Larry Fink: Washington Needs to Prove the Political System Still Works

Oct 21, 2013

As the dust begins to clear from this month's political battle over the debt ceiling and government shutdown, there have many reports of businesses waiting to make key investments until political stability returns. Today, in a new op-ed in the Financial Times, BlackRock CEO and Chairman Larry Fink notes the partisan wrangling in Washington may been doing real, lasting damage by weakening investor confidence in the stability of our political system. Even with some economic fundamentals suggesting that the recovery is taking hold, Fink argues that economic uncertainty is doing damage:

The market environment is still challenging. Uncertainty is high and political wrangling is pushing the fundamentals to the backburner. You cannot overestimate the impact of this on confidence at a time when business leaders should be making decisions that drive growth.
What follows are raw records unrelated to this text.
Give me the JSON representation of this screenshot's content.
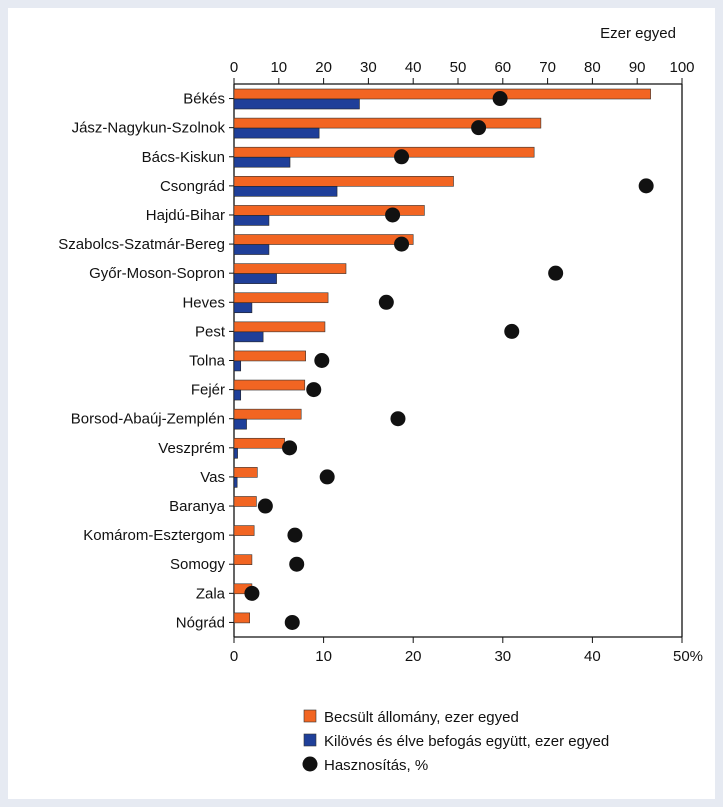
{
  "background_color": "#e6eaf2",
  "chart_data": {
    "type": "bar",
    "orientation": "horizontal",
    "top_axis": {
      "label": "Ezer egyed",
      "range": [
        0,
        100
      ],
      "ticks": [
        "0",
        "10",
        "20",
        "30",
        "40",
        "50",
        "60",
        "70",
        "80",
        "90",
        "100"
      ]
    },
    "bottom_axis": {
      "label": "%",
      "range": [
        0,
        50
      ],
      "ticks": [
        "0",
        "10",
        "20",
        "30",
        "40",
        "50"
      ]
    },
    "categories": [
      "Békés",
      "Jász-Nagykun-Szolnok",
      "Bács-Kiskun",
      "Csongrád",
      "Hajdú-Bihar",
      "Szabolcs-Szatmár-Bereg",
      "Győr-Moson-Sopron",
      "Heves",
      "Pest",
      "Tolna",
      "Fejér",
      "Borsod-Abaúj-Zemplén",
      "Veszprém",
      "Vas",
      "Baranya",
      "Komárom-Esztergom",
      "Somogy",
      "Zala",
      "Nógrád"
    ],
    "series": [
      {
        "name": "Becsült állomány, ezer egyed",
        "kind": "bar",
        "axis": "top",
        "color": "#f26522",
        "values": [
          93.0,
          68.5,
          67.0,
          49.0,
          42.5,
          40.0,
          25.0,
          21.0,
          20.3,
          16.0,
          15.8,
          15.0,
          11.3,
          5.2,
          5.0,
          4.5,
          4.0,
          4.0,
          3.5
        ]
      },
      {
        "name": "Kilövés és élve befogás együtt, ezer egyed",
        "kind": "bar",
        "axis": "top",
        "color": "#1f3f99",
        "values": [
          28.0,
          19.0,
          12.5,
          23.0,
          7.8,
          7.8,
          9.5,
          4.0,
          6.5,
          1.5,
          1.5,
          2.8,
          0.8,
          0.7,
          0,
          0,
          0,
          0,
          0
        ]
      },
      {
        "name": "Hasznosítás, %",
        "kind": "dot",
        "axis": "bottom",
        "color": "#111111",
        "values": [
          29.7,
          27.3,
          18.7,
          46.0,
          17.7,
          18.7,
          35.9,
          17.0,
          31.0,
          9.8,
          8.9,
          18.3,
          6.2,
          10.4,
          3.5,
          6.8,
          7.0,
          2.0,
          6.5
        ]
      }
    ]
  },
  "legend": [
    {
      "label": "Becsült állomány, ezer egyed",
      "marker": "square",
      "color": "#f26522"
    },
    {
      "label": "Kilövés és élve befogás együtt, ezer egyed",
      "marker": "square",
      "color": "#1f3f99"
    },
    {
      "label": "Hasznosítás, %",
      "marker": "circle",
      "color": "#111111"
    }
  ]
}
It has put the US economy in a holding pattern that, if it persists, could lead to a global slowdown.

As others have written, one way that political uncertainty threatens growth is when businesses choose to put off on investing in new facilities, employees, or equipment for a more stable fiscal climate. When that politically-cautious attitude moves to the bond market, Fink argues, the impact is far worse:

Many foreign investors are rethinking their approach to investing in US debt. Even a marginal change in the willingness of governments, pension funds, insurance companies and other institutions around the world to buy America’s bonds will incrementally raise interest rates and drive up the costs of financing our deficits. That will not only worsen the fiscal situation at federal, state and local levels; it will also mean higher borrowing costs for anyone buying a house or other big-ticket items. The end result: slower growth."

But Fink also notes that lawmakers can avoid further endangering US political credibility by coming together and compromising during the upcoming budget conference.

"The short-term damage has been done; the next round of budget discussions needs to show that the American political system still works. If our leaders can return to the standards of good faith, civil deliberation and mutual respect that have always provided the foundation of our global economic leadership, we can restore the confidence of all Americans – as well as business leaders, investors and markets worldwide – and with that the potential for a long-term US economic resurgence.

A positive economic impact would be a major benefit of successful bipartisan negotiations over the budget -- the capital that companies have been keeping "on the sidelines" would help speed the recovery, and a healthy bond market will help drive foreign investment in our economy over the long term. Fink's arguments suggest that dealing with the debt will have an expansionary impact on the economy, creating jobs and building a prosperous future.